O prefeito de Salvador, João Henrique Carneiro (PMDB), interditou na manhã da terça-feira 13 de julho a agência do banco do Brasil que funciona no shopping Iguatemi. À imprensa, o prefeito, que comandou pessoalmente a interdição, disse que a referida agência desrespeitou pela quinta vez a lei municipal que estabelece o prazo máximo de 15 minutos para os clientes serem atendidos em dias normais. Nos dias posteriores a feriados, o prazo máximo para atendimento aos clientes, de acordo com a lei, é de 30 minutos. O tempo começa a contar a partir da passagem pela porta giratória.
E a realidade em Montes Claros? Em bancos superlotados, as senhas são entregues e, depois de duas, três e até quatros horas, o cliente, que deveria ser tratado com educação e respeito, é atendido por alguns caixas, muitas vezes mal humorados e sem o mínimo de atenção para com o cliente, no exercício da profissão. Algumas poucas cadeiras são colocadas à disposição dos clientes, acredito que como formas de fazer com que estes sentados esqueçam-se de que existe uma lei segundo a qual os bancos são obrigados a atender os clientes em, no máximo, 15 minutos.
A câmara municipal de Montes Claros realizou, em 25 de novembro do ano passado, audiência pública proposta pelo vereador Edwan do Detran (PV) que discutiu o tempo de permanência nas agências bancária. O tempo passou e a tal lei dos 15 minutos nos bancos, só mesmo na teoria. É mais uma lei que beneficiaria a população, mas, lamentavelmente, não é cumprida. E os clientes, como são chamados pelos bancos, além de pagar altíssimas taxas de juros, têm que conviver com total desrespeito por parte dos bancos.

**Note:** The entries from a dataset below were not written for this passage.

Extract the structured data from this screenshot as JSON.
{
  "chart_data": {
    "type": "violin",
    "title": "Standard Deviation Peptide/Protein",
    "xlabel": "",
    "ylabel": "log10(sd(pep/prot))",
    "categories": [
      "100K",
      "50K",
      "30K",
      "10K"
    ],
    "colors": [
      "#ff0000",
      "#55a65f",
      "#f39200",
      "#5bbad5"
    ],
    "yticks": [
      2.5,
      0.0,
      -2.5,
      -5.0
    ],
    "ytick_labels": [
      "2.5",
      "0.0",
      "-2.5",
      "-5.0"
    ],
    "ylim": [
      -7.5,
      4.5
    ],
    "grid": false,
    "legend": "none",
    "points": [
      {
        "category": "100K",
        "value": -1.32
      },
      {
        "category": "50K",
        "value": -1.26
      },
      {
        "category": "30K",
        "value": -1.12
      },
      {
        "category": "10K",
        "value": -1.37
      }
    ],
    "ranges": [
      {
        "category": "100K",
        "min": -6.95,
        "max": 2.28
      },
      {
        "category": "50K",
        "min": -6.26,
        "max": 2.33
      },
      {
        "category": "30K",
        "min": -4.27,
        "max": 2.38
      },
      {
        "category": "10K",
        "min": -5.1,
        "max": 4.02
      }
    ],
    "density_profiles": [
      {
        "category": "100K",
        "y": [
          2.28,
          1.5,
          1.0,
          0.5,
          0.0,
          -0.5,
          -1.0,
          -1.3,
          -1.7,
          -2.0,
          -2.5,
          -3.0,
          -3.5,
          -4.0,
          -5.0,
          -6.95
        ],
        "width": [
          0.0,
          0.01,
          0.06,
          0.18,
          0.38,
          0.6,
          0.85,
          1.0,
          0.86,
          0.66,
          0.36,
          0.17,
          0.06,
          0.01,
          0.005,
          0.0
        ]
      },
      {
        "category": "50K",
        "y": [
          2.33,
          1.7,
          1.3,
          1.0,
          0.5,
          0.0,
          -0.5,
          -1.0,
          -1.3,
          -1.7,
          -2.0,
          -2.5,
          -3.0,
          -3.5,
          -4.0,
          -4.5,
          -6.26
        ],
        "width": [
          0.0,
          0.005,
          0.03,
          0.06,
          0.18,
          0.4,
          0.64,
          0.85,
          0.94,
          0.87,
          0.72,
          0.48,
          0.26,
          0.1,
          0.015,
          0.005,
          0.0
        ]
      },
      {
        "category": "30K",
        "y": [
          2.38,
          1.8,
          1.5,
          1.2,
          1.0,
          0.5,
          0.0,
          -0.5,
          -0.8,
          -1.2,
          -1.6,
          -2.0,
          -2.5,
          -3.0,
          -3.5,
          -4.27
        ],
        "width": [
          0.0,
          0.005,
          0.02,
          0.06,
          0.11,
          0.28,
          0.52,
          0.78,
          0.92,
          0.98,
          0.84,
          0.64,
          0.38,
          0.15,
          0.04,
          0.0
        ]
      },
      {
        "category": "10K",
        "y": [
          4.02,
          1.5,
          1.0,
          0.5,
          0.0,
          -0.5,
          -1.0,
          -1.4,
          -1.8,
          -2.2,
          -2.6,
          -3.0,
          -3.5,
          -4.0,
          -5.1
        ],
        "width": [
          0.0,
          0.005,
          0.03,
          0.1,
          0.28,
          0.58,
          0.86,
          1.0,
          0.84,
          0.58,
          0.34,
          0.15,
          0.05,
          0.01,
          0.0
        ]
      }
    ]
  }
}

Segundo a lei dos 15 minutos, o tempo de espera deverá ser comprovado por senha em que constará o horário de atendimento do cliente. De acordo com a lei, as agências bancárias ficam sujeitas a sanções administrativas, podendo, inclusive, ter cassado o alvará de localização e funcionamento, a partir da terceira reincidência.

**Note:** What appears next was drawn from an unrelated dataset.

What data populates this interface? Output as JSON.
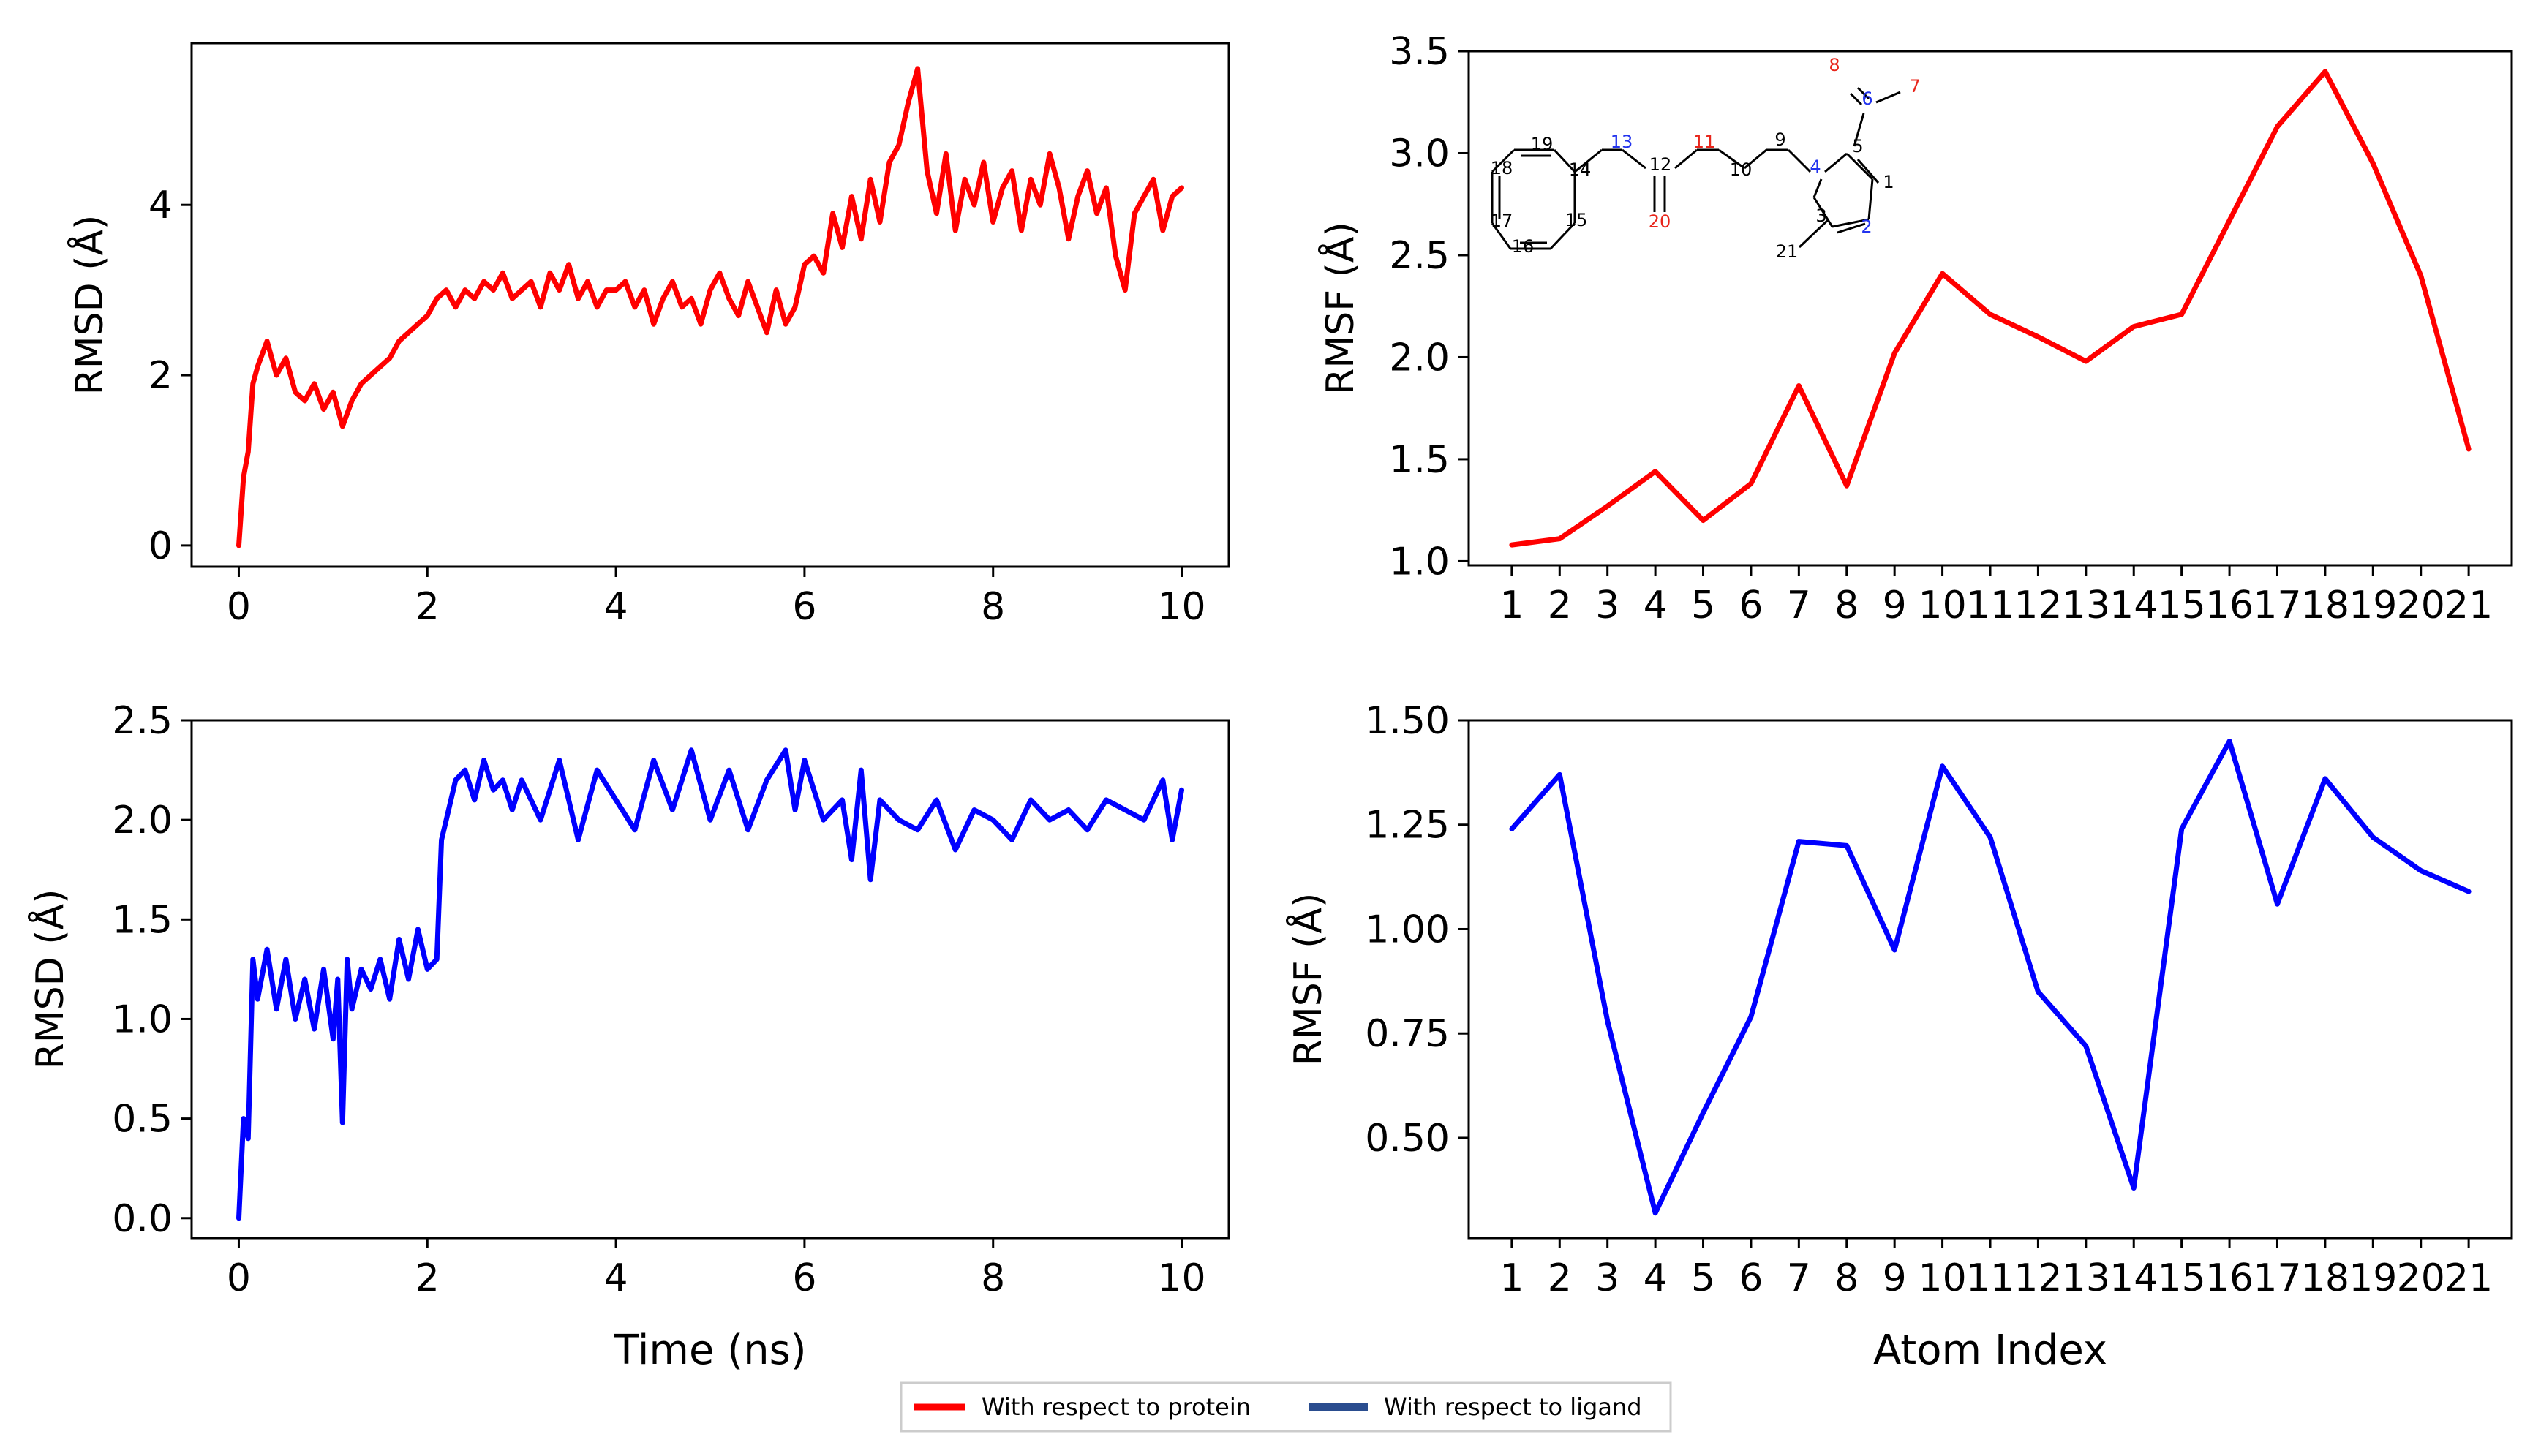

Outro problema que acontece é o número de caixas. Em alguns horários, há apenas um caixa à disposição para atender uma multidão, não de desocupados, mas de trabalhadores que por falta de tempo utilizam a maioria das vezes o horário de almoço para resolver alguma pendência em determinada agência bancária.
Entretanto, por desleixo no cumprimento da lei dos 15 minutos, não conseguem resolver absolutamente nada nos bancos.
Que as autoridades competentes possam acordar para este assunto da mais alta relevância. Se já estão, que divulguem para a imprensa ações que estejam sendo realizadas, mas não divulgadas. O certo é que há insatisfação dos clientes.